A: - It is true that currently Tanzania is passing in a very difficult situation mainly in the land sector. The land sector in the country is facing a lot of challenges and problems if not well addressed the fate of the majority Tanzanians and the nation is in dilemma. I am saying this because we all see the ongoing land grabbing deals conducted under the disguise of the investment. Various local and multinational companies have acquired huge chunks of land in the village land in many parts of the country and their projects are not benefiting the locals.
Many projects are similar to that conducted by colonialists where you produce what you do not eat and eat what you do not produce. Big projects of biofules project in some districts such as Kilwa and Kisarawe clearly explain how worst the situation is.
The future prospects of the REDD in the country will entirely depend on the way government institutions would take it up seriously including reviewing our laws and policies. Without proper management, am telling you, the project would end up benefiting very few companies and individuals while leaving the majority in abject poverty. Precaution need to be taken, especially on land issues. There should be limit in using the village land for forest plantation, otherwise, in the long run, large part of the villages would be converted to carbon credit business which in turn may lead to other problems such as food insecurity.
Q: What plans and strategies should be put in place for the nation and its people to be able to benefit from REDD?

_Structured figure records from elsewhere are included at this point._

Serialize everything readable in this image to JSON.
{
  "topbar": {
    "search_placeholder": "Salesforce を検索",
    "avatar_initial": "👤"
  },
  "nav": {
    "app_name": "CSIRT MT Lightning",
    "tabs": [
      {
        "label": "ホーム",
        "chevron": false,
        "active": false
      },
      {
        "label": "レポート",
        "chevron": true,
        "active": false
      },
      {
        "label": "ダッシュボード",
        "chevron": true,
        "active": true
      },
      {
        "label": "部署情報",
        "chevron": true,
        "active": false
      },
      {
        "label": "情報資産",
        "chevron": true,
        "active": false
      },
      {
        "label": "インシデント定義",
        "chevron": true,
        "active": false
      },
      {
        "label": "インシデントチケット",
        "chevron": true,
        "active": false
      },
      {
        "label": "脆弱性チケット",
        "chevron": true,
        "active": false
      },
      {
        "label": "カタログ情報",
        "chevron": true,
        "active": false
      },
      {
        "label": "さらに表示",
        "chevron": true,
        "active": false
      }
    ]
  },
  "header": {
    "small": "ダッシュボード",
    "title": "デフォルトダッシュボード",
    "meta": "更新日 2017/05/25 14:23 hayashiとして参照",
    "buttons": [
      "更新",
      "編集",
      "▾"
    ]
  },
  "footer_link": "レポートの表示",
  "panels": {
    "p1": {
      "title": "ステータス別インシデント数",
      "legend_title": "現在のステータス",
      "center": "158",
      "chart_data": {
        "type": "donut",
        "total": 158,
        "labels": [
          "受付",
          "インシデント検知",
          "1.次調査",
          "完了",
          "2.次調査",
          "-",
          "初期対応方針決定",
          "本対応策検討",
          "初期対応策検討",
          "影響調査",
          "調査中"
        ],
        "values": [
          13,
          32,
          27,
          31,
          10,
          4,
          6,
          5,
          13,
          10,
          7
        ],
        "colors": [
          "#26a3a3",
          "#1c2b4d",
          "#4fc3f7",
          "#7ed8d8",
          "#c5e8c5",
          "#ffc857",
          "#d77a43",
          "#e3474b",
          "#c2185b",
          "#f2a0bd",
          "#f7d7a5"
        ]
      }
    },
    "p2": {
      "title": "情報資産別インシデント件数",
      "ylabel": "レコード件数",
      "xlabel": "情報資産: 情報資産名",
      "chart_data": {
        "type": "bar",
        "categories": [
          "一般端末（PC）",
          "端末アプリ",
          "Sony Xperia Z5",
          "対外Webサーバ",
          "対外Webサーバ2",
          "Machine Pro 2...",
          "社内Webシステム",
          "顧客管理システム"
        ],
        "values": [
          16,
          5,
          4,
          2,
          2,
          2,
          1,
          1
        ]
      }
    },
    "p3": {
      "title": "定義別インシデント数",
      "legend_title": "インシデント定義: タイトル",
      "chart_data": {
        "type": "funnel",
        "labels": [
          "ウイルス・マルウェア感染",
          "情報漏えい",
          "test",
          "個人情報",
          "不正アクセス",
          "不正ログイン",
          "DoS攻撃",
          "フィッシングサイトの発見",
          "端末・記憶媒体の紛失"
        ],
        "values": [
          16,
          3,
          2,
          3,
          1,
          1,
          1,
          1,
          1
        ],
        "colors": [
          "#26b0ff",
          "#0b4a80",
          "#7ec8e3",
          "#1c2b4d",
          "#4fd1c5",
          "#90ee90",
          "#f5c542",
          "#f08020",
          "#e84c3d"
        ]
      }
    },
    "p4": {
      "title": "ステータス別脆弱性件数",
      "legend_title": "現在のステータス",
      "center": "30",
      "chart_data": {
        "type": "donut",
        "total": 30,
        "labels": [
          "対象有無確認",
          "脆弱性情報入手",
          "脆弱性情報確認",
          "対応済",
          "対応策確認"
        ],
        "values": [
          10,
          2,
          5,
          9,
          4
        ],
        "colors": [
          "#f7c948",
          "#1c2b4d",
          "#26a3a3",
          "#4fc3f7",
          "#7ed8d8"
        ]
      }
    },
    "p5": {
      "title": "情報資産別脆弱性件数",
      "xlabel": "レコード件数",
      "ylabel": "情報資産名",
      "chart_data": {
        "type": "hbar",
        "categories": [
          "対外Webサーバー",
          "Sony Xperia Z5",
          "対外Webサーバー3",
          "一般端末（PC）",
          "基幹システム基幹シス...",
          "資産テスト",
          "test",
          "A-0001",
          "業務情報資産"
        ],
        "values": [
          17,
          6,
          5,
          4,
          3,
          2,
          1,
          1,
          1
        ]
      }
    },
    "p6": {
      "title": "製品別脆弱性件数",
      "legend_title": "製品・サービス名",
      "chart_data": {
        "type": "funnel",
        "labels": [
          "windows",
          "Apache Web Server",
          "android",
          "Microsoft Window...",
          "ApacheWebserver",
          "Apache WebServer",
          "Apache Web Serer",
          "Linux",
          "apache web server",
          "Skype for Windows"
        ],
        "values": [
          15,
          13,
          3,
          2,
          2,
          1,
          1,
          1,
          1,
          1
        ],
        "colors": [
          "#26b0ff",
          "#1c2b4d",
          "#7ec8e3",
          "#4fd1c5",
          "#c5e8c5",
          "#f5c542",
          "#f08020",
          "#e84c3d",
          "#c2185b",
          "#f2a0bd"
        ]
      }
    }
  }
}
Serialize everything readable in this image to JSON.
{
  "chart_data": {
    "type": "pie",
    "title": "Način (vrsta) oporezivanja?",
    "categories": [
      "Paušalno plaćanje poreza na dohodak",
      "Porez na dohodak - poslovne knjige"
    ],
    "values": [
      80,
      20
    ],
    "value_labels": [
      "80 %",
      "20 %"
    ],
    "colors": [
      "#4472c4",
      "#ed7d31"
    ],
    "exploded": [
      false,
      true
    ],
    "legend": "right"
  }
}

A: There are several strategies. First, the government should put more effort at the grassroots to ensure that they understand the whole concept of REDD including procedures and processes of implementation. Things such as participatory forest management, community forest management and many other terminologies which are crucial for the project.
Second, there must be good governance when it comes to forest management and its associated resources.
Third, the government must formulate a policy to regulate the carbon credit business in order to make sure that the few individuals and companies are not benefiting alone at the expense of the majority villagers who have been protecting the resources over the years.
More over, there should be a limit in transforming village land to become forest simply because the carbon credits business is paying more and more. Caution should be taken to avoid the side effects of the business which includes food insecurity and land scarcity among small producers.
Q: What role has HAKIARDHI played to ensure that REDD benefits local communities?
A: HAKIARDHI has already done a lot in this area ranging from various researches and to fact finding missions to ensure that the general public is well informed on the matter. The findings from the studies are shared with the public in different ways such as through media as well as various websites including my Institute’s website.. the institute has also conducted various training on land rights and governance in a number of villages in the country.
HAKIARDHI has also engaged in making critical analysis on various land laws and the related laws such as Village Land Act No. 5 of 1999, Land Use Plan Act of 2007, Land Disputes Settlement Act of 2002, and Forest Act of 2002. The analysis of these Acts helps the villagers and their leaders to understand their responsibilities and rights over the resources surrounding them.
It is the Institute’s expectation that through these various initiatives and interventions, the villagers have been and would continue benefiting from various projects in their respective areas as they would be able to participate effectively with confidence in the planning and implementation of the activities.